Globes and maps are often covered by a grid of lines running north-south and east-west.  These lines, which represent degrees of “latitude” and “longitude”, are used to identify a position on the Earth’s surface.  Mariners used the noonday Sun’s position over the horizon to calculate north-south distances for latitude.  Longitude measurement systems that could be used on a moving ship to determine an east-west position remained unknown in the early 1700s. Without longitude, accurate charting and fixing a position while far out at sea relied on estimates of speed and distance travelled, known as dead reckoning. But explorers and kings wanted precision.

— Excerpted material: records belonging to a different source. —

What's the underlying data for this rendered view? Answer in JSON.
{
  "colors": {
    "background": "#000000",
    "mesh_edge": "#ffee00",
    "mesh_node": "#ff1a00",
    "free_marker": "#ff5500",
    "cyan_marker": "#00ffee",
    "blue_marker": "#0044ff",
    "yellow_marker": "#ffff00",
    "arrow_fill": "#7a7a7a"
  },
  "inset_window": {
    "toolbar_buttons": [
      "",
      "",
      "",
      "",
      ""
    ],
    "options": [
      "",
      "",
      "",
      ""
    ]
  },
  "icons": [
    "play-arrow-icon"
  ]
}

In 1714, the British Parliament offered the enormous prize of £20,000 for the solution to this problem.  The Board of Longitude was established to judge and reward the submissions from mathematicians, clockmakers, and scientists. The Earth could be divided, like a circle, into 360 degrees and it took 24 hours for it to rotate, making one day. It was known that local time shifted one hour for every 15 “degrees” of longitude travelled: 15 degrees east “lost” an hour and 15 degrees west “gained” an hour.  If the difference in the local time in two locations was known, then the distance and longitudinal measures could be calculated.  Local time at sea could be determined using the sun and moon, but how could time at a homeport be used for comparison when clocks did not function properly with the rocking and jostling of the ocean?

An hour glass
MMBC - 998.039.0001 - Modern Reproduction of a Ship's half-hour glass

It was a “pocket watch” that solved the problem of longitudinal measurement. An English joiner named John Harrison worked throughout his life to perfect a series of precision clocks that were spring-driven and counterbalanced.  They could, therefore, keep time even during the constant movement endured at sea. His clocks, known as chronometers, went on sea trials (in fact, a copy was tested by Captain Cook while on expedition in 1775). Harrison’s design was officially recognized in 1773 based on measurements of time relative to the Royal Observatory at Greenwich.  They had found a system to measure longitude, and we continue to use “Greenwich Mean Time” today.